West Indies wicket keeper eyes the hit from Cheteshwar Pujara of India off a delivery from West Indies bowler Devendra Bishoo on day 2 of the 2nd Test between India and the West Indies on July 31, 2016 in Kingston, Jamaica. / AFP / Frederic J. BROWN (Photo credit should read FREDERIC J. BROWN/AFP/Getty Images)

As India ended day 2 of the second test in Jamaica, there were very few reasons to ponder about. Opener KL Rahul registered his career-best score of 158, and that was his third career century, all away from home. The wicket as a whole stayed difficult as the other batsmen surrounding Rahul failed to convert their starts and register a big score.

But the biggest aspect of worry for the Indians would be the form displayed by the otherwise dependable Cheteshwar Pujara. The Saurashtra batsman seemed to be a little out of sorts against a mediocre West Indian bowling attack at Kingston. Rather than trying to break the shackles, Pujara went into the shell and got into a mode of only defensive cricket.

According to TV commentator and analyst Sanjay Manjrekar, the signs displayed by Pujara were far from optimistic. In his column for ESPN Cricinfo, the former Indian batsman spoke about a few issues about the match. “Pujara does not look the assured batsman he used to be’ It looked like Cheteshwar Pujara would be back to his run-scoring ways after a century in Sri Lanka last year, but his recent form suggests otherwise,” Manjrekar said.

The commentator has made a valid point out here, as after scoring a half-century against South Africa in Mohali, Pujara has completely looked pale. The India number three doesn’t seem to have too many options with his run making shots and that is hindering his skills at the top.

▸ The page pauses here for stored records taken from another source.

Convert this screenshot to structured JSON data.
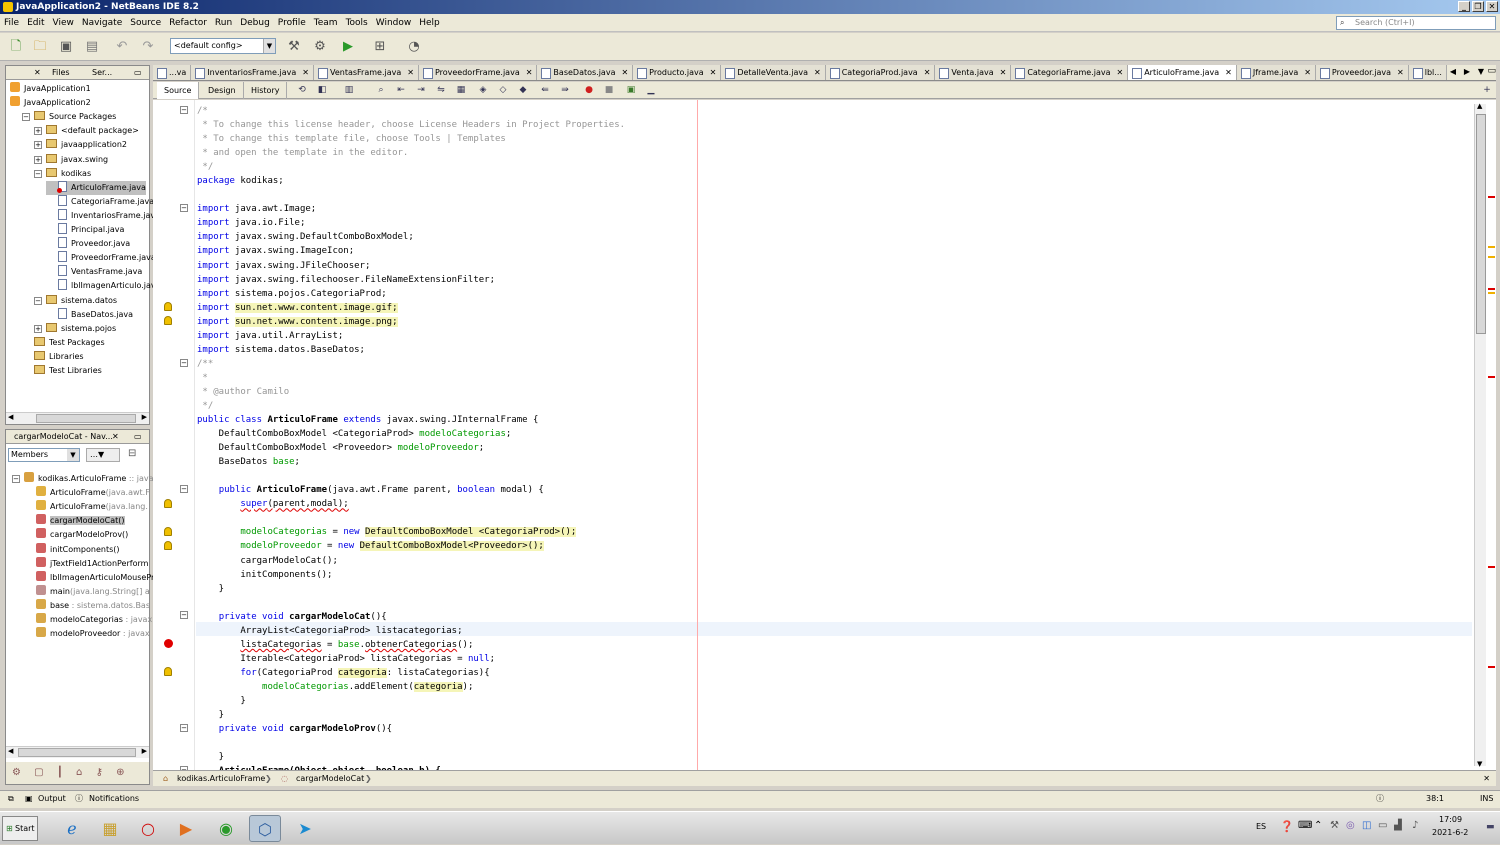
{
  "window": {
    "title": "JavaApplication2 - NetBeans IDE 8.2"
  },
  "menu": [
    "File",
    "Edit",
    "View",
    "Navigate",
    "Source",
    "Refactor",
    "Run",
    "Debug",
    "Profile",
    "Team",
    "Tools",
    "Window",
    "Help"
  ],
  "search": {
    "placeholder": "Search (Ctrl+I)"
  },
  "toolbar": {
    "config": "<default config>"
  },
  "projects_panel": {
    "tabs": [
      "Files",
      "Ser..."
    ],
    "rows": [
      {
        "label": "JavaApplication1",
        "icon": "project-icon",
        "depth": 0
      },
      {
        "label": "JavaApplication2",
        "icon": "project-icon",
        "depth": 0
      },
      {
        "label": "Source Packages",
        "icon": "folder-icon",
        "depth": 1
      },
      {
        "label": "<default package>",
        "icon": "package-icon",
        "depth": 2
      },
      {
        "label": "javaapplication2",
        "icon": "package-icon",
        "depth": 2
      },
      {
        "label": "javax.swing",
        "icon": "package-icon",
        "depth": 2
      },
      {
        "label": "kodikas",
        "icon": "package-error-icon",
        "depth": 2
      },
      {
        "label": "ArticuloFrame.java",
        "icon": "java-file-error-icon",
        "depth": 3
      },
      {
        "label": "CategoriaFrame.java",
        "icon": "java-file-icon",
        "depth": 3
      },
      {
        "label": "InventariosFrame.java",
        "icon": "java-file-icon",
        "depth": 3
      },
      {
        "label": "Principal.java",
        "icon": "java-file-icon",
        "depth": 3
      },
      {
        "label": "Proveedor.java",
        "icon": "java-file-icon",
        "depth": 3
      },
      {
        "label": "ProveedorFrame.java",
        "icon": "java-file-icon",
        "depth": 3
      },
      {
        "label": "VentasFrame.java",
        "icon": "java-file-icon",
        "depth": 3
      },
      {
        "label": "lblImagenArticulo.java",
        "icon": "java-file-icon",
        "depth": 3
      },
      {
        "label": "sistema.datos",
        "icon": "package-icon",
        "depth": 2
      },
      {
        "label": "BaseDatos.java",
        "icon": "java-file-icon",
        "depth": 3
      },
      {
        "label": "sistema.pojos",
        "icon": "package-icon",
        "depth": 2
      },
      {
        "label": "Test Packages",
        "icon": "folder-icon",
        "depth": 1
      },
      {
        "label": "Libraries",
        "icon": "folder-icon",
        "depth": 1
      },
      {
        "label": "Test Libraries",
        "icon": "folder-icon",
        "depth": 1
      }
    ]
  },
  "navigator": {
    "title": "cargarModeloCat - Nav...",
    "filter": "Members",
    "rows": [
      {
        "label": "kodikas.ArticuloFrame",
        "suffix": " :: java",
        "icon": "class-icon"
      },
      {
        "label": "ArticuloFrame",
        "suffix": "(java.awt.F",
        "icon": "constructor-icon"
      },
      {
        "label": "ArticuloFrame",
        "suffix": "(java.lang.",
        "icon": "constructor-icon"
      },
      {
        "label": "cargarModeloCat()",
        "suffix": "",
        "icon": "method-icon"
      },
      {
        "label": "cargarModeloProv()",
        "suffix": "",
        "icon": "method-icon"
      },
      {
        "label": "initComponents()",
        "suffix": "",
        "icon": "method-icon"
      },
      {
        "label": "jTextField1ActionPerform",
        "suffix": "",
        "icon": "method-icon"
      },
      {
        "label": "lblImagenArticuloMousePr",
        "suffix": "",
        "icon": "method-icon"
      },
      {
        "label": "main",
        "suffix": "(java.lang.String[] a",
        "icon": "static-method-icon"
      },
      {
        "label": "base",
        "suffix": " : sistema.datos.Bas",
        "icon": "field-icon"
      },
      {
        "label": "modeloCategorias",
        "suffix": " : javax",
        "icon": "field-icon"
      },
      {
        "label": "modeloProveedor",
        "suffix": " : javax",
        "icon": "field-icon"
      }
    ]
  },
  "editor_tabs": [
    "...va",
    "InventariosFrame.java",
    "VentasFrame.java",
    "ProveedorFrame.java",
    "BaseDatos.java",
    "Producto.java",
    "DetalleVenta.java",
    "CategoriaProd.java",
    "Venta.java",
    "CategoriaFrame.java",
    "ArticuloFrame.java",
    "Jframe.java",
    "Proveedor.java",
    "lbl..."
  ],
  "active_tab": "ArticuloFrame.java",
  "view_tabs": [
    "Source",
    "Design",
    "History"
  ],
  "code_lines": [
    [
      [
        "/*",
        "cm"
      ]
    ],
    [
      [
        " * To change this license header, choose License Headers in Project Properties.",
        "cm"
      ]
    ],
    [
      [
        " * To change this template file, choose Tools | Templates",
        "cm"
      ]
    ],
    [
      [
        " * and open the template in the editor.",
        "cm"
      ]
    ],
    [
      [
        " */",
        "cm"
      ]
    ],
    [
      [
        "package",
        "kw"
      ],
      [
        " kodikas;",
        ""
      ]
    ],
    [
      [
        "",
        ""
      ]
    ],
    [
      [
        "import",
        "kw"
      ],
      [
        " java.awt.Image;",
        ""
      ]
    ],
    [
      [
        "import",
        "kw"
      ],
      [
        " java.io.File;",
        ""
      ]
    ],
    [
      [
        "import",
        "kw"
      ],
      [
        " javax.swing.DefaultComboBoxModel;",
        ""
      ]
    ],
    [
      [
        "import",
        "kw"
      ],
      [
        " javax.swing.ImageIcon;",
        ""
      ]
    ],
    [
      [
        "import",
        "kw"
      ],
      [
        " javax.swing.JFileChooser;",
        ""
      ]
    ],
    [
      [
        "import",
        "kw"
      ],
      [
        " javax.swing.filechooser.FileNameExtensionFilter;",
        ""
      ]
    ],
    [
      [
        "import",
        "kw"
      ],
      [
        " sistema.pojos.CategoriaProd;",
        ""
      ]
    ],
    [
      [
        "import",
        "kw"
      ],
      [
        " ",
        ""
      ],
      [
        "sun.net.www.content.image.gif;",
        "hl"
      ]
    ],
    [
      [
        "import",
        "kw"
      ],
      [
        " ",
        ""
      ],
      [
        "sun.net.www.content.image.png;",
        "hl"
      ]
    ],
    [
      [
        "import",
        "kw"
      ],
      [
        " java.util.ArrayList;",
        ""
      ]
    ],
    [
      [
        "import",
        "kw"
      ],
      [
        " sistema.datos.BaseDatos;",
        ""
      ]
    ],
    [
      [
        "/**",
        "cm"
      ]
    ],
    [
      [
        " *",
        "cm"
      ]
    ],
    [
      [
        " * @author Camilo",
        "cm"
      ]
    ],
    [
      [
        " */",
        "cm"
      ]
    ],
    [
      [
        "public class",
        "kw"
      ],
      [
        " ",
        ""
      ],
      [
        "ArticuloFrame",
        "bold"
      ],
      [
        " ",
        ""
      ],
      [
        "extends",
        "kw"
      ],
      [
        " javax.swing.JInternalFrame {",
        ""
      ]
    ],
    [
      [
        "    DefaultComboBoxModel <CategoriaProd> ",
        ""
      ],
      [
        "modeloCategorias",
        "fld"
      ],
      [
        ";",
        ""
      ]
    ],
    [
      [
        "    DefaultComboBoxModel <Proveedor> ",
        ""
      ],
      [
        "modeloProveedor",
        "fld"
      ],
      [
        ";",
        ""
      ]
    ],
    [
      [
        "    BaseDatos ",
        ""
      ],
      [
        "base",
        "fld"
      ],
      [
        ";",
        ""
      ]
    ],
    [
      [
        "",
        ""
      ]
    ],
    [
      [
        "    ",
        ""
      ],
      [
        "public",
        "kw"
      ],
      [
        " ",
        ""
      ],
      [
        "ArticuloFrame",
        "bold"
      ],
      [
        "(java.awt.Frame parent, ",
        ""
      ],
      [
        "boolean",
        "kw"
      ],
      [
        " modal) {",
        ""
      ]
    ],
    [
      [
        "        ",
        ""
      ],
      [
        "super",
        "kw err"
      ],
      [
        "(parent,modal);",
        "err"
      ]
    ],
    [
      [
        "",
        ""
      ]
    ],
    [
      [
        "        ",
        ""
      ],
      [
        "modeloCategorias",
        "fld"
      ],
      [
        " = ",
        ""
      ],
      [
        "new",
        "kw"
      ],
      [
        " ",
        ""
      ],
      [
        "DefaultComboBoxModel <CategoriaProd>();",
        "hl"
      ]
    ],
    [
      [
        "        ",
        ""
      ],
      [
        "modeloProveedor",
        "fld"
      ],
      [
        " = ",
        ""
      ],
      [
        "new",
        "kw"
      ],
      [
        " ",
        ""
      ],
      [
        "DefaultComboBoxModel<Proveedor>();",
        "hl"
      ]
    ],
    [
      [
        "        cargarModeloCat();",
        ""
      ]
    ],
    [
      [
        "        initComponents();",
        ""
      ]
    ],
    [
      [
        "    }",
        ""
      ]
    ],
    [
      [
        "",
        ""
      ]
    ],
    [
      [
        "    ",
        ""
      ],
      [
        "private void",
        "kw"
      ],
      [
        " ",
        ""
      ],
      [
        "cargarModeloCat",
        "bold"
      ],
      [
        "(){",
        ""
      ]
    ],
    [
      [
        "        ArrayList<CategoriaProd> listacategorias;",
        ""
      ]
    ],
    [
      [
        "        ",
        ""
      ],
      [
        "listaCategorias",
        "err"
      ],
      [
        " = ",
        ""
      ],
      [
        "base",
        "fld"
      ],
      [
        ".",
        ""
      ],
      [
        "obtenerCategorias",
        "err"
      ],
      [
        "();",
        ""
      ]
    ],
    [
      [
        "        Iterable<CategoriaProd> listaCategorias = ",
        ""
      ],
      [
        "null",
        "kw"
      ],
      [
        ";",
        ""
      ]
    ],
    [
      [
        "        ",
        ""
      ],
      [
        "for",
        "kw"
      ],
      [
        "(CategoriaProd ",
        ""
      ],
      [
        "categoria",
        "hl"
      ],
      [
        ": listaCategorias){",
        ""
      ]
    ],
    [
      [
        "            ",
        ""
      ],
      [
        "modeloCategorias",
        "fld"
      ],
      [
        ".addElement(",
        ""
      ],
      [
        "categoria",
        "hl"
      ],
      [
        ");",
        ""
      ]
    ],
    [
      [
        "        }",
        ""
      ]
    ],
    [
      [
        "    }",
        ""
      ]
    ],
    [
      [
        "    ",
        ""
      ],
      [
        "private void",
        "kw"
      ],
      [
        " ",
        ""
      ],
      [
        "cargarModeloProv",
        "bold"
      ],
      [
        "(){",
        ""
      ]
    ],
    [
      [
        "",
        ""
      ]
    ],
    [
      [
        "    }",
        ""
      ]
    ],
    [
      [
        "    ",
        ""
      ],
      [
        "ArticuloFrame(Object object, boolean b) {",
        "bold"
      ]
    ]
  ],
  "breadcrumb": [
    "kodikas.ArticuloFrame",
    "cargarModeloCat"
  ],
  "status": {
    "output": "Output",
    "notifications": "Notifications",
    "position": "38:1",
    "mode": "INS"
  },
  "taskbar": {
    "start": "Start",
    "lang": "ES",
    "time": "17:09",
    "date": "2021-6-2"
  }
}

Manjrekar also criticized the approach of the hosts as the West Indies bowlers were quite defensive. “West Indies had a defensive approach overall,” he said. “The West Indies bowlers kept the runs in check in the first session, but that didn’t help them much as they failed to take wickets,” Manjrekar added. “West Indies need better leadership and guidance.” “In spite of having limitations with skill and ability, proper leadership can still motivate an inexperienced West Indies side to do better,” he said.